SCAMNUM, dim. SCĂBELLTUM, a step which was placed before the beds of the ancients in order to assist persons in getting into them, as some were very high: others which were lower required also lower steps, which were called scabella. A scamnum was also used as a footstool. A scamnum extended in length becomes a bench, and in this sense the word is frequently used. The benches in ships were sometimes called scamna.

SCĒNA. [[Theatrum].]

SCEPTRUM (σκῆπτρον), which originally denoted a simple staff or walking-stick, was emblematic of station and authority. In ancient authors the sceptre is represented as belonging more especially to kings, princes, and leaders of tribes: but it is also borne by judges, by heralds, and by priests and seers. The sceptre descended from father to son, and might be committed to any one in order to express the transfer of authority. Those who bore the sceptre swore by it, solemnly taking it in the right hand and raising it towards heaven. The ivory sceptre of the kings of Rome, which descended to the consuls, was surmounted by an eagle.

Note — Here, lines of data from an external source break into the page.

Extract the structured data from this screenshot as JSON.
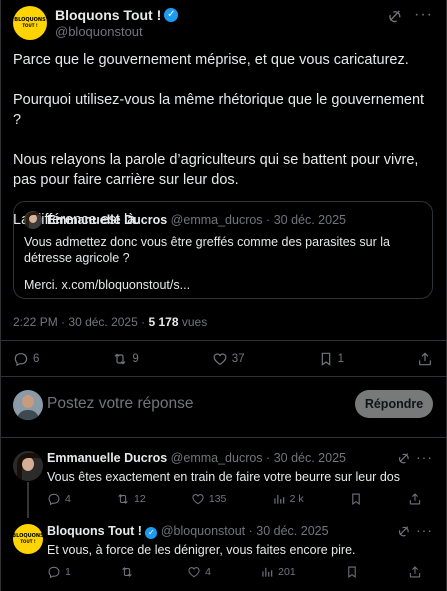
{
  "post": {
    "author_name": "Bloquons Tout !",
    "author_handle": "@bloquonstout",
    "avatar_line1": "BLOQUONS",
    "avatar_line2": "TOUT !",
    "paragraphs": [
      "Parce que le gouvernement méprise, et que vous caricaturez.",
      "Pourquoi utilisez-vous la même rhétorique que le gouvernement ?",
      "Nous relayons la parole d’agriculteurs qui se battent pour vivre, pas pour faire carrière sur leur dos.",
      "La différence est là."
    ],
    "quote": {
      "author_name": "Emmanuelle Ducros",
      "author_handle": "@emma_ducros",
      "separator": "·",
      "date": "30 déc. 2025",
      "text": "Vous admettez donc vous être greffés comme des parasites sur la détresse agricole ?",
      "link": "Merci. x.com/bloquonstout/s..."
    },
    "meta": {
      "time": "2:22 PM",
      "separator": "·",
      "date": "30 déc. 2025",
      "views_count": "5 178",
      "views_label": "vues"
    },
    "stats": {
      "replies": "6",
      "reposts": "9",
      "likes": "37",
      "bookmarks": "1"
    }
  },
  "composer": {
    "placeholder": "Postez votre réponse",
    "button_label": "Répondre"
  },
  "replies": [
    {
      "author_name": "Emmanuelle Ducros",
      "author_handle": "@emma_ducros",
      "separator": "·",
      "date": "30 déc. 2025",
      "text": "Vous êtes exactement en train de faire votre beurre sur leur dos",
      "stats": {
        "replies": "4",
        "reposts": "12",
        "likes": "135",
        "views": "2 k"
      }
    },
    {
      "author_name": "Bloquons Tout !",
      "author_handle": "@bloquonstout",
      "separator": "·",
      "date": "30 déc. 2025",
      "text": "Et vous, à force de les dénigrer, vous faites encore pire.",
      "stats": {
        "replies": "1",
        "reposts": "",
        "likes": "4",
        "views": "201"
      }
    }
  ],
  "icons": {
    "verified": "verified-badge-icon",
    "grok": "grok-icon",
    "more": "more-icon",
    "reply": "reply-icon",
    "repost": "repost-icon",
    "like": "heart-icon",
    "bookmark": "bookmark-icon",
    "share": "share-icon",
    "views": "views-icon"
  },
  "colors": {
    "background": "#000000",
    "text": "#e7e9ea",
    "secondary_text": "#71767b",
    "border": "#2f3336",
    "verified": "#1d9bf0",
    "avatar_yellow": "#ffd400",
    "button_disabled": "#787a7a"
  }
}
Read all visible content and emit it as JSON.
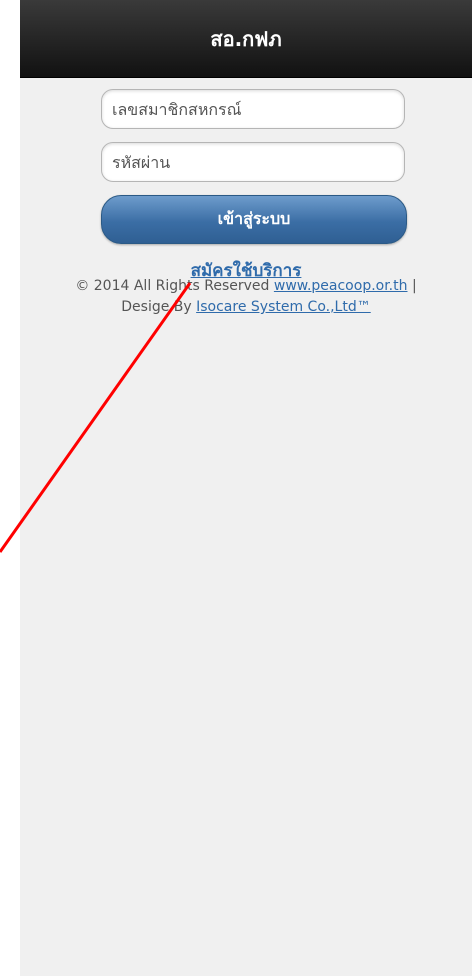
{
  "header": {
    "title": "สอ.กฟภ"
  },
  "login_form": {
    "member_id_placeholder": "เลขสมาชิกสหกรณ์",
    "password_placeholder": "รหัสผ่าน",
    "login_button_label": "เข้าสู่ระบบ",
    "register_link_label": "สมัครใช้บริการ"
  },
  "footer": {
    "copyright_text": "© 2014 All Rights Reserved",
    "site_link": "www.peacoop.or.th",
    "separator": "|",
    "design_by_text": "Desige By",
    "designer_link": "Isocare System Co.,Ltd™"
  },
  "colors": {
    "header_bg": "#1a1a1a",
    "button_bg": "#3b6ea5",
    "link": "#2f6bab",
    "annotation_line": "#ff0000"
  }
}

SCHOENUS (ὁ, ἡ, σχοῖνος), an Egyptian and Persian measure, the length of which is stated by Herodotus at 60 stadia, or 2 parasangs. It was used especially for measuring land.

SCORPĬO. [[Tormentum].]

SCRĪBAE, public notaries or clerks, in the pay of the Roman state. They were chiefly employed in making up the public accounts, copying out laws, and recording the proceedings of the different functionaries of the state. The phrase scriptum facere was used to denote their occupation. Being very numerous, they were divided into companies or classes (decuriae), and were assigned by lot to different magistrates, whence they were named Quaestorii, Aedilicii, or Praetorii, from the officers of state to whom they were attached. The appointment to the office of a “scriba” seems to have been either made on the nomination of a magistrate, or purchased. Horace, for instance, bought for himself a “patent place as clerk in the treasury” (scriptum quaestorium comparavit). In Cicero’s time, indeed, it seems that any one might become a scriba or public clerk by purchase, and consequently, as freedmen and their sons were eligible, and constituted a great portion of the public clerks at Rome, the office was not highly esteemed, though frequently held by ingenui or free-born citizens. Very few instances are recorded of the scribae being raised to the higher dignities of the state. Cn. Flavius, the scribe of Appius Claudius, was raised to the office of curule aedile in gratitude for his making public the various forms of actions, which had previously been the exclusive property of the patricians [[Actio]]; but the returning officer refused to acquiesce in his election till he had given up his books and left his profession.

SCRĪNĬUM. [[Capsa].]

SCRIPTA DUŎDĔCIM. [[Latrunculi].]

SCRIPTŪRA, that part of the revenue of the Roman Republic which was derived from letting out, as pasture land, those portions of the ager publicus which were not taken into cultivation. The names for such parts of the ager publicus were, pascua publica, saltus, or silvae. They were let by the censors to the publicani, like all other vectigalia; and the persons who sent their cattle to graze on such public pastures had to pay a certain tax or duty to the publicani, which of course varied according to the number and quality of the cattle which they kept upon them. The publicani had to keep the lists of persons who sent their cattle upon the public pastures, together with the number and quality of the cattle. From this registering (scribere) the duty itself was called scriptura, the public pasture land ager scripturarius, and the publicani, or their agents who raised the tax, scripturarii. The Lex Thoria (B.C. 111) did away with the scriptura in Italy, where the public pastures were very numerous and extensive, especially in Apulia, and the lands themselves were now sold or distributed. In the provinces, where the public pastures were also let out in the same manner, the practice continued until the time of the empire; but afterwards the scriptura is no longer mentioned.